According to the archaeologists from the University of Manchester and Cardiff, the hulking Stone Age tomb can now be understood in relation to the 6,000-year-old “halls of the dead” discovered nearby in 2013, which were used to store bodies before they were moved into individual chambered tombs. The researchers discovered the burned remains of the halls, which they said were intentionally set alight, and later incorporated into burial mounds.
Based on the new excavation’s findings, Arthur’s Stone was actually built in two distinct phases of construction. In its first incarnation, it was based on a large mound of stacked earth pointing southwest and surrounded by wooden posts, which ultimately decayed—similar in form to what is known of the “halls of the dead.” Later, it was rebuilt with larger post pillars, two rock chambers, and an upright stone facing southeast, according to Current Archaeology.
Professor Julian Thomas, part of both the new excavation and the earlier finds, explained the significance of the new findings on the University of Manchester website.
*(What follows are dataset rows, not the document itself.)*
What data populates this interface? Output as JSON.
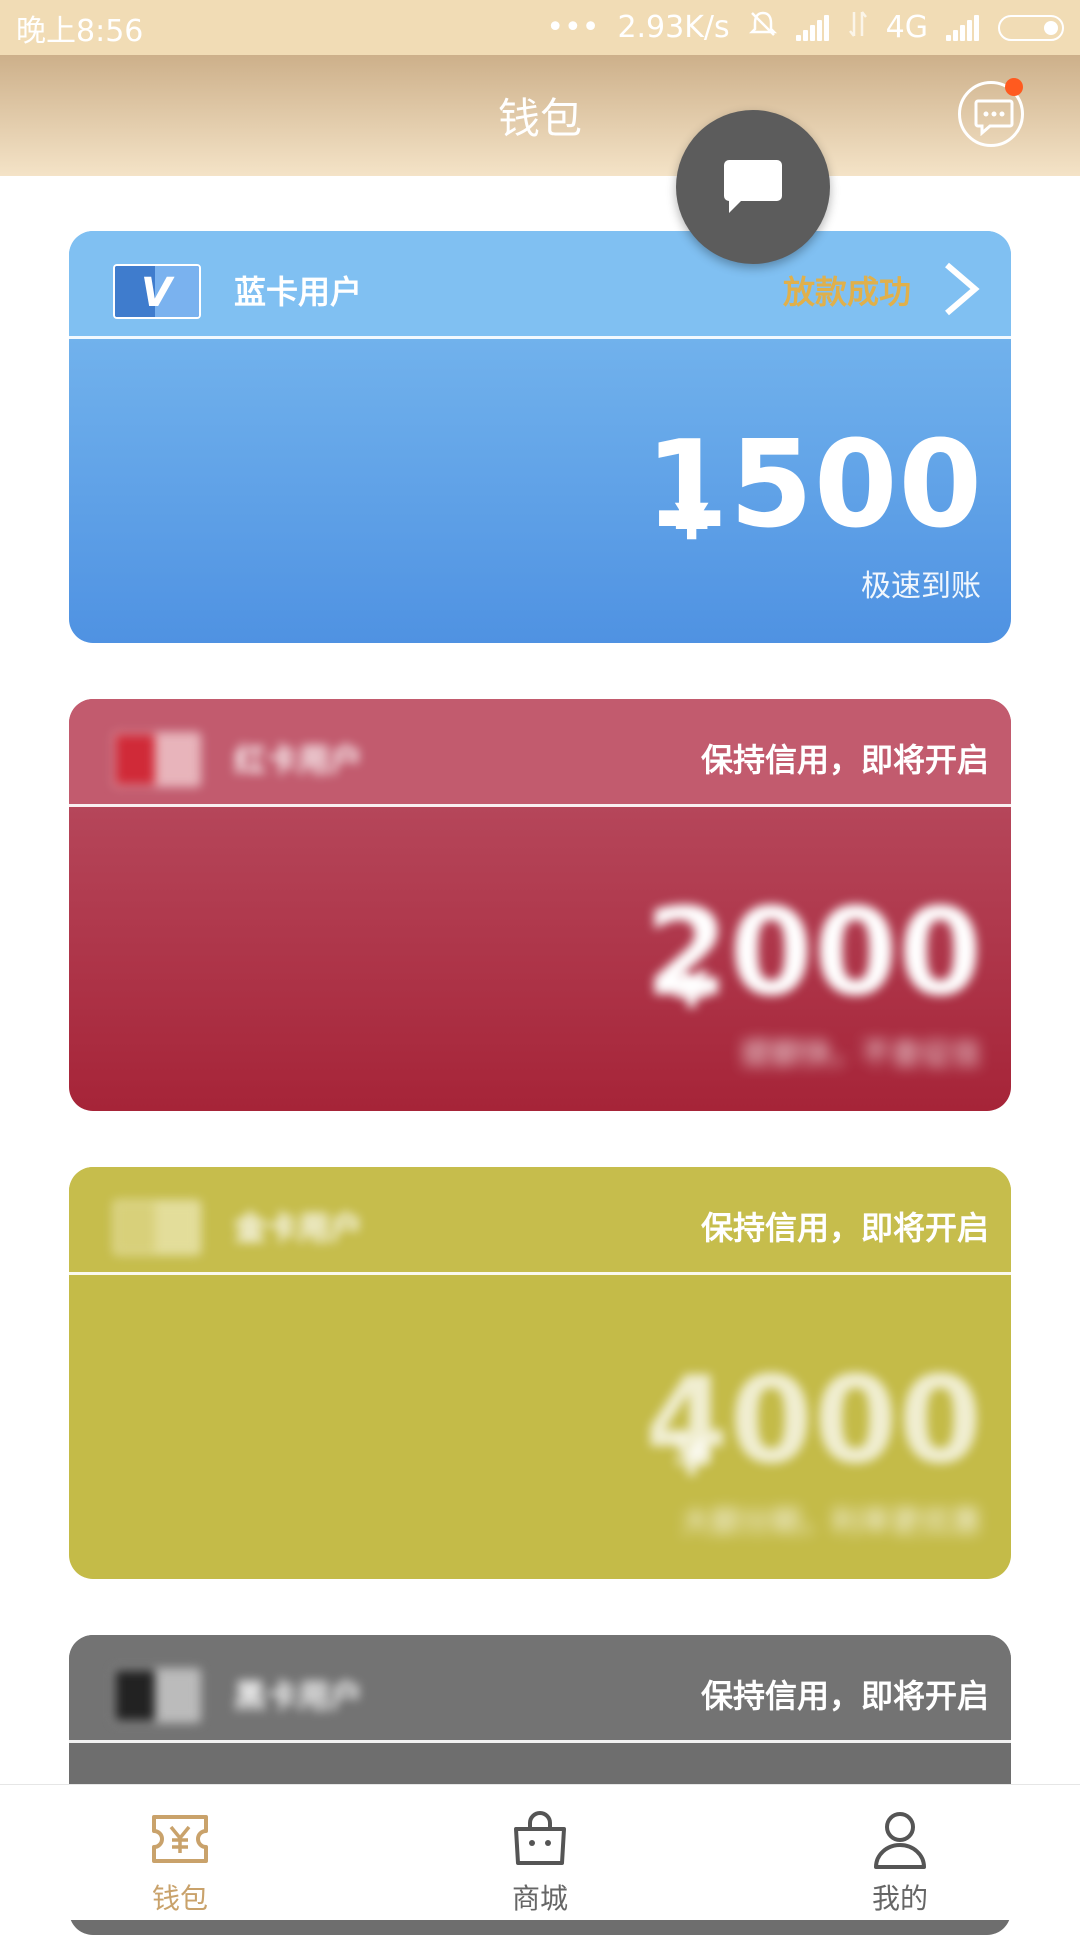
{
  "status_bar": {
    "time": "晚上8:56",
    "dots": "•••",
    "speed": "2.93K/s",
    "network": "4G"
  },
  "header": {
    "title": "钱包",
    "icons": {
      "message": "chat-bubble-icon",
      "floating": "chat-bubble-icon"
    },
    "colors": {
      "notification_dot": "#ff5a1f",
      "header_gold": "#cdb08a"
    }
  },
  "cards": [
    {
      "name": "蓝卡用户",
      "status": "放款成功",
      "currency": "¥",
      "amount": "1500",
      "sub": "极速到账",
      "color": "#4f92e2",
      "status_color": "#e0b04b"
    },
    {
      "name": "红卡用户",
      "status": "保持信用，即将开启",
      "currency": "¥",
      "amount": "2000",
      "sub": "提额快，不查征信",
      "color": "#a62438"
    },
    {
      "name": "金卡用户",
      "status": "保持信用，即将开启",
      "currency": "¥",
      "amount": "4000",
      "sub": "大额分期，利率更优惠",
      "color": "#c4bb48"
    },
    {
      "name": "黑卡用户",
      "status": "保持信用，即将开启",
      "color": "#6e6e6e"
    }
  ],
  "tabbar": {
    "items": [
      {
        "label": "钱包",
        "icon": "wallet-yen-icon",
        "active": true
      },
      {
        "label": "商城",
        "icon": "shopping-bag-icon",
        "active": false
      },
      {
        "label": "我的",
        "icon": "user-icon",
        "active": false
      }
    ],
    "active_color": "#c9a26b"
  }
}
Because of the similarities between the previously hidden first phase of Arthur’s Stone and the recently identified “houses of the dead,” “the block of upland between the Golden Valley and the Wye Valley is now becoming revealed as hosting an integrated Neolithic ceremonial landscape.”
The excavation was part of the Beneath Hay Bluff Project, which is dedicated to investigating Neolithic structures in southwest Hereforshire.
The 2013 discovery yielded artifacts similar to others found in Yorkshire dating from 2600 BC. This led scholars to believe that the site remained an important venue for ceremonies 1,000 years after the halls were initially built, strongly suggesting links between communities in Hereforshire and East Yorkshire over many generations.
Arthur’s Stone, a UNESCO-listed heritage site, served as inspiration for the “stone table” in C.S. Lewis’s fantasy book The Lion, the Witch, and the Wardrobe, where it was imagined as a table built by lion king Aslan’s father. Though Lewis’s version consists of a large slab of rock supported by four smaller rock pillars, the real-life structure is actually composed of nine standing stones supporting a 25-ton hulking quartz capstone.